Reactive thrombocytosis is an elevated platelet count (> 450,000/μL) that develops secondary to another disorder.

Some causes of thrombocytosis include

  • Chronic inflammatory disorders (eg, RA, inflammatory bowel disease, TB, sarcoidosis, granulomatosis with polyangiitis [Wegener granulomatosis])

  • Acute infection

  • Hemorrhage

  • Iron deficiency

  • Hemolysis

  • Cancer (particularly Hodgkin lymphoma, non-Hodgkin lymphoma)

  • Splenectomy

  • Myeloproliferative and hematologic disorders (eg, polycythemia vera, chronic myelogenous leukemia, sideroblastic anemia, myelodysplasia [5q- syndrome])

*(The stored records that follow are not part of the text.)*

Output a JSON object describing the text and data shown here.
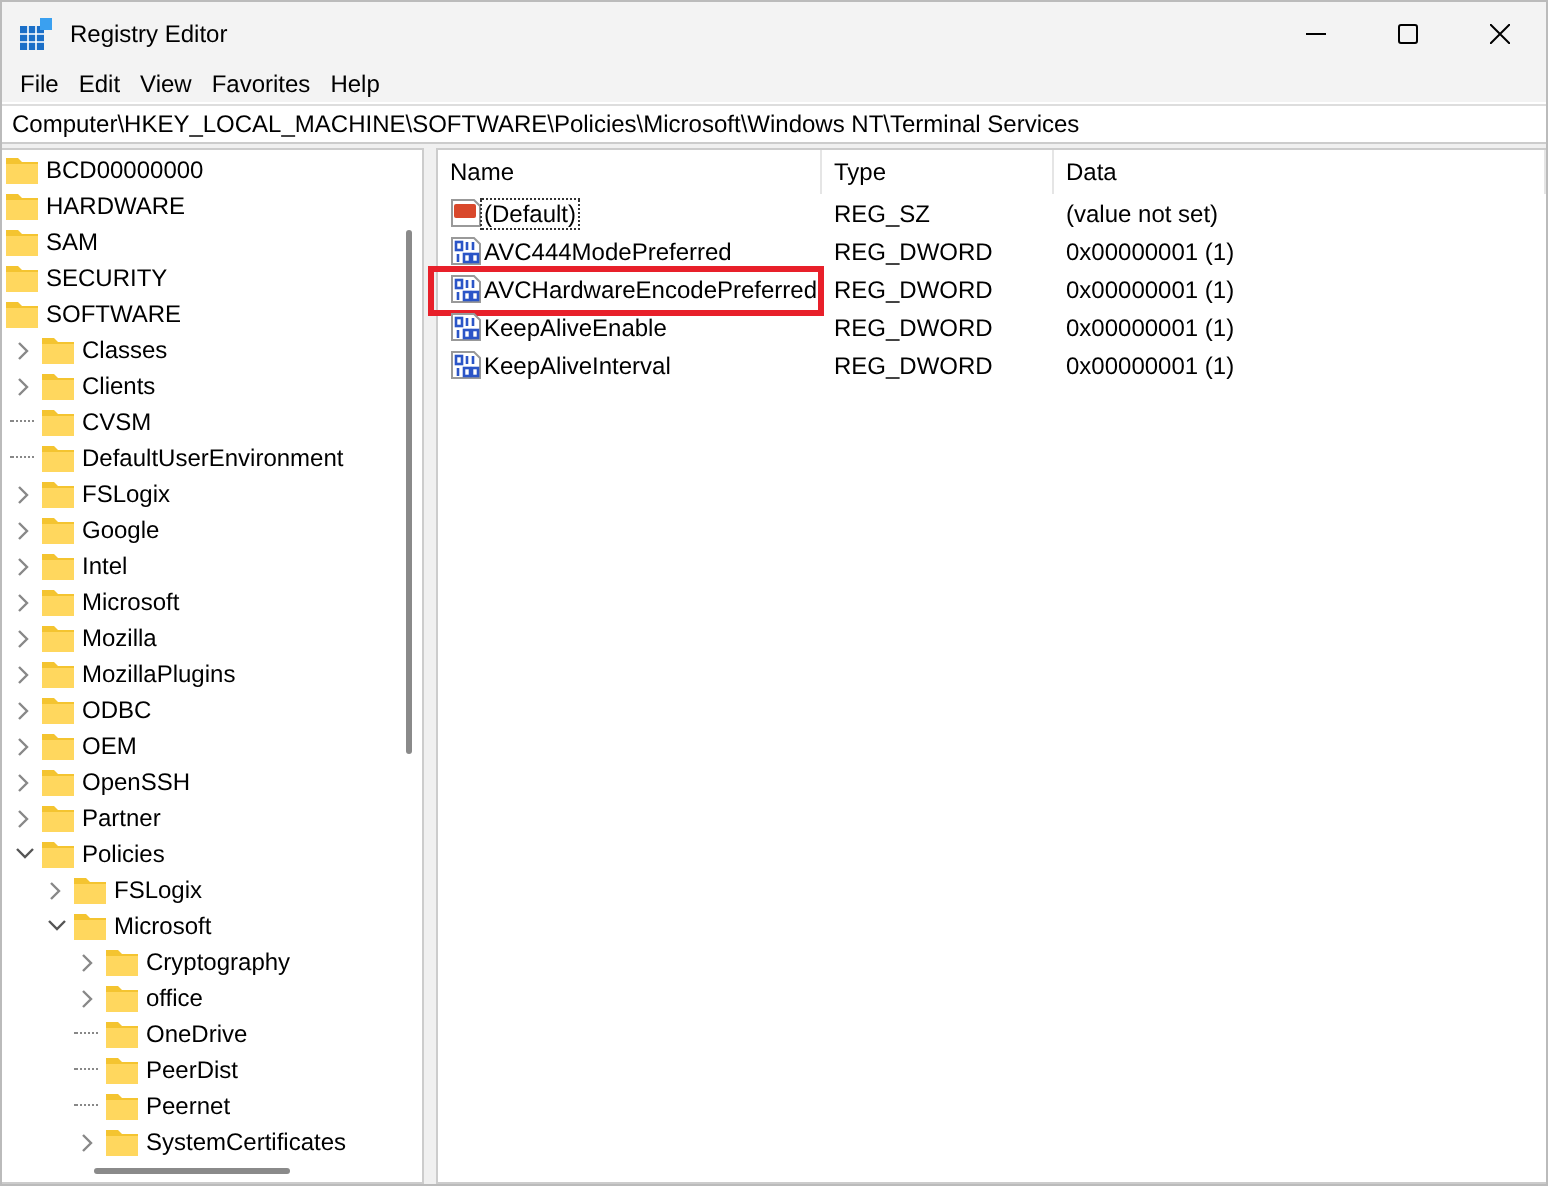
{
  "window": {
    "title": "Registry Editor"
  },
  "menu": [
    {
      "label": "File"
    },
    {
      "label": "Edit"
    },
    {
      "label": "View"
    },
    {
      "label": "Favorites"
    },
    {
      "label": "Help"
    }
  ],
  "address": "Computer\\HKEY_LOCAL_MACHINE\\SOFTWARE\\Policies\\Microsoft\\Windows NT\\Terminal Services",
  "tree": [
    {
      "label": "BCD00000000"
    },
    {
      "label": "HARDWARE"
    },
    {
      "label": "SAM"
    },
    {
      "label": "SECURITY"
    },
    {
      "label": "SOFTWARE",
      "children": [
        {
          "label": "Classes",
          "expanded": false
        },
        {
          "label": "Clients",
          "expanded": false
        },
        {
          "label": "CVSM"
        },
        {
          "label": "DefaultUserEnvironment"
        },
        {
          "label": "FSLogix",
          "expanded": false
        },
        {
          "label": "Google",
          "expanded": false
        },
        {
          "label": "Intel",
          "expanded": false
        },
        {
          "label": "Microsoft",
          "expanded": false
        },
        {
          "label": "Mozilla",
          "expanded": false
        },
        {
          "label": "MozillaPlugins",
          "expanded": false
        },
        {
          "label": "ODBC",
          "expanded": false
        },
        {
          "label": "OEM",
          "expanded": false
        },
        {
          "label": "OpenSSH",
          "expanded": false
        },
        {
          "label": "Partner",
          "expanded": false
        },
        {
          "label": "Policies",
          "expanded": true,
          "children": [
            {
              "label": "FSLogix",
              "expanded": false
            },
            {
              "label": "Microsoft",
              "expanded": true,
              "children": [
                {
                  "label": "Cryptography",
                  "expanded": false
                },
                {
                  "label": "office",
                  "expanded": false
                },
                {
                  "label": "OneDrive"
                },
                {
                  "label": "PeerDist"
                },
                {
                  "label": "Peernet"
                },
                {
                  "label": "SystemCertificates",
                  "expanded": false
                }
              ]
            }
          ]
        }
      ]
    }
  ],
  "table": {
    "columns": [
      "Name",
      "Type",
      "Data"
    ],
    "rows": [
      {
        "kind": "string",
        "name": "(Default)",
        "type": "REG_SZ",
        "data": "(value not set)",
        "focused": true,
        "highlighted": false
      },
      {
        "kind": "dword",
        "name": "AVC444ModePreferred",
        "type": "REG_DWORD",
        "data": "0x00000001 (1)",
        "focused": false,
        "highlighted": false
      },
      {
        "kind": "dword",
        "name": "AVCHardwareEncodePreferred",
        "type": "REG_DWORD",
        "data": "0x00000001 (1)",
        "focused": false,
        "highlighted": true
      },
      {
        "kind": "dword",
        "name": "KeepAliveEnable",
        "type": "REG_DWORD",
        "data": "0x00000001 (1)",
        "focused": false,
        "highlighted": false
      },
      {
        "kind": "dword",
        "name": "KeepAliveInterval",
        "type": "REG_DWORD",
        "data": "0x00000001 (1)",
        "focused": false,
        "highlighted": false
      }
    ]
  }
}
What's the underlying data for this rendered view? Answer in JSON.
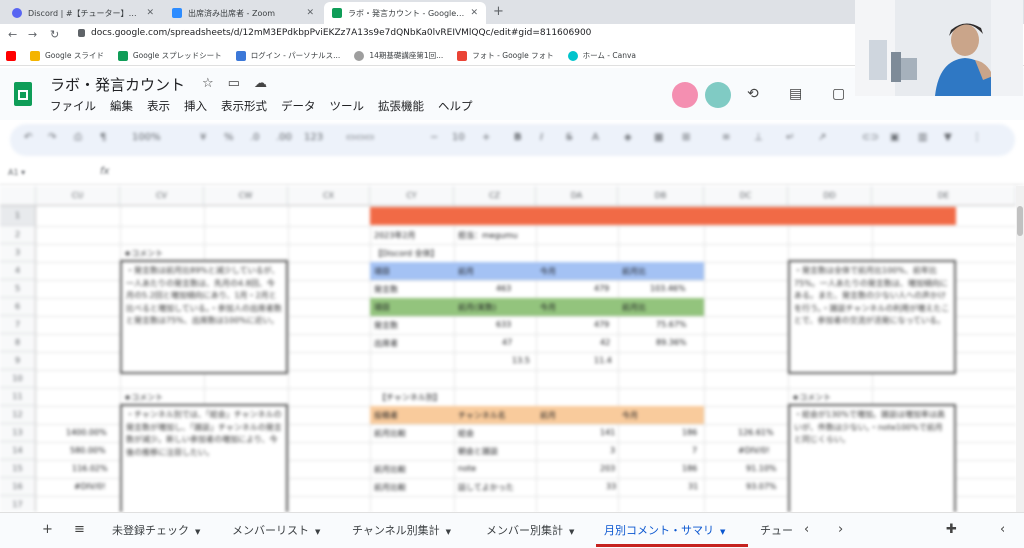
{
  "browser": {
    "tabs": [
      {
        "title": "Discord | #【チューター】運営mtg | ホ",
        "active": false,
        "color": "#5865f2"
      },
      {
        "title": "出席済み出席者 - Zoom",
        "active": false,
        "color": "#2d8cff"
      },
      {
        "title": "ラボ・発言カウント - Google スプレッ",
        "active": true,
        "color": "#0f9d58"
      }
    ],
    "new_tab": "+",
    "url": "docs.google.com/spreadsheets/d/12mM3EPdkbpPviEKZz7A13s9e7dQNbKa0lvREIVMlQQc/edit#gid=811606900",
    "bookmarks": [
      {
        "label": "",
        "color": "#ff0000"
      },
      {
        "label": "Google スライド",
        "color": "#f4b400"
      },
      {
        "label": "Google スプレッドシート",
        "color": "#0f9d58"
      },
      {
        "label": "ログイン - パーソナルス...",
        "color": "#3c78d8"
      },
      {
        "label": "14期基礎講座第1回...",
        "color": "#9e9e9e"
      },
      {
        "label": "フォト - Google フォト",
        "color": "#ea4335"
      },
      {
        "label": "ホーム - Canva",
        "color": "#00c4cc"
      }
    ]
  },
  "sheets": {
    "title": "ラボ・発言カウント",
    "menu": [
      "ファイル",
      "編集",
      "表示",
      "挿入",
      "表示形式",
      "データ",
      "ツール",
      "拡張機能",
      "ヘルプ"
    ],
    "toolbar": {
      "zoom": "100%",
      "font_size": "10"
    },
    "columns": [
      "CU",
      "CV",
      "CW",
      "CX",
      "CY",
      "CZ",
      "DA",
      "DB",
      "DC",
      "DD",
      "DE"
    ],
    "rows": [
      "1",
      "2",
      "3",
      "4",
      "5",
      "6",
      "7",
      "8",
      "9",
      "10",
      "11",
      "12",
      "13",
      "14",
      "15",
      "16",
      "17"
    ],
    "content": {
      "month": "2023年2月",
      "user": "担当：megumu",
      "section1": "【Discord 全体】",
      "hdr1": [
        "項目",
        "前月",
        "今月",
        "前月比"
      ],
      "row1": [
        "発言数",
        "463",
        "479",
        "103.46%"
      ],
      "hdr2": [
        "項目",
        "前月(実数)",
        "今月",
        "前月比"
      ],
      "row2": [
        "発言数",
        "633",
        "479",
        "75.67%"
      ],
      "row3": [
        "出席者",
        "47",
        "42",
        "89.36%"
      ],
      "row4": [
        "",
        "13.5",
        "11.4",
        ""
      ],
      "section2": "【チャンネル別】",
      "hdr3": [
        "投稿者",
        "チャンネル名",
        "前月",
        "今月"
      ],
      "row5": [
        "前月比較",
        "総会",
        "141",
        "186",
        "126.61%"
      ],
      "row6": [
        "",
        "朝会と雑談",
        "3",
        "7",
        "#DIV/0!"
      ],
      "row7": [
        "前月比較",
        "note",
        "203",
        "186",
        "91.10%"
      ],
      "row8": [
        "前月比較",
        "話してよかった",
        "33",
        "31",
        "93.07%"
      ],
      "left_values": [
        "1400.00%",
        "580.00%",
        "116.02%",
        "#DIV/0!"
      ],
      "comment_label": "★コメント",
      "comment1": "・発言数は前月比89%と減少しているが、一人あたりの発言数は、先月の4.8回、今月の5.2回と増加傾向にあり、1月・2月と比べると増加している。・参加人の出席者数と発言数は75%、出席数は100%に近い。",
      "comment2": "・発言数は全体で前月比100%、前年比75%。一人あたりの発言数は、増加傾向にある。また、発言数の少ない人への声かけを行う。・雑談チャンネルの利用が増えたことで、参加者の交流が活発になっている。",
      "comment3": "・チャンネル別では、「総会」チャンネルの発言数が増加し、「雑談」チャンネルの発言数が減少。新しい参加者の増加により、今後の推移に注目したい。",
      "comment4": "・総会が130%で増加。雑談は増加率は高いが、件数は少ない。・note100%で前月と同じくらい。"
    },
    "sheet_tabs": [
      "未登録チェック",
      "メンバーリスト",
      "チャンネル別集計",
      "メンバー別集計",
      "月別コメント・サマリ",
      "チュー"
    ],
    "active_sheet": "月別コメント・サマリ",
    "colors": {
      "red_band": "#f16a46",
      "blue": "#a4c2f4",
      "green": "#93c47d",
      "orange": "#f9cb9c",
      "active_tab": "#0b57d0"
    }
  }
}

There are also congenital familial thrombocytoses such as those due to thrombopoietin and thrombopoietin receptor gene mutations. For thrombocytosis that is not secondary to another disorder, see Essential Thrombocythemia.

Platelet function is usually normal. Unlike in essential thrombocythemia, thrombocytosis does not increase the risk of thrombotic or hemorrhagic complications unless patients have severe arterial disease or prolonged immobility. With secondary thrombocytosis, the platelet count is usually <1,000,000/μL, and the cause may be obvious from the history and physical examination (perhaps with confirmatory testing). CBC and peripheral blood smear should help suggest iron deficiency or hemolysis. If a cause of secondary thrombocythemia is not obvious, patients should be evaluated for a myeloproliferative disorder. Such evaluation may include cytogenetic studies, including Philadelphia chromosome or BCR-ABL assay, and possibly bone marrow examination, especially in patients with anemia, macrocytosis, leukopenia, and/or hepatosplenomegaly.

Treatment of the underlying disorder usually returns the platelet count to normal.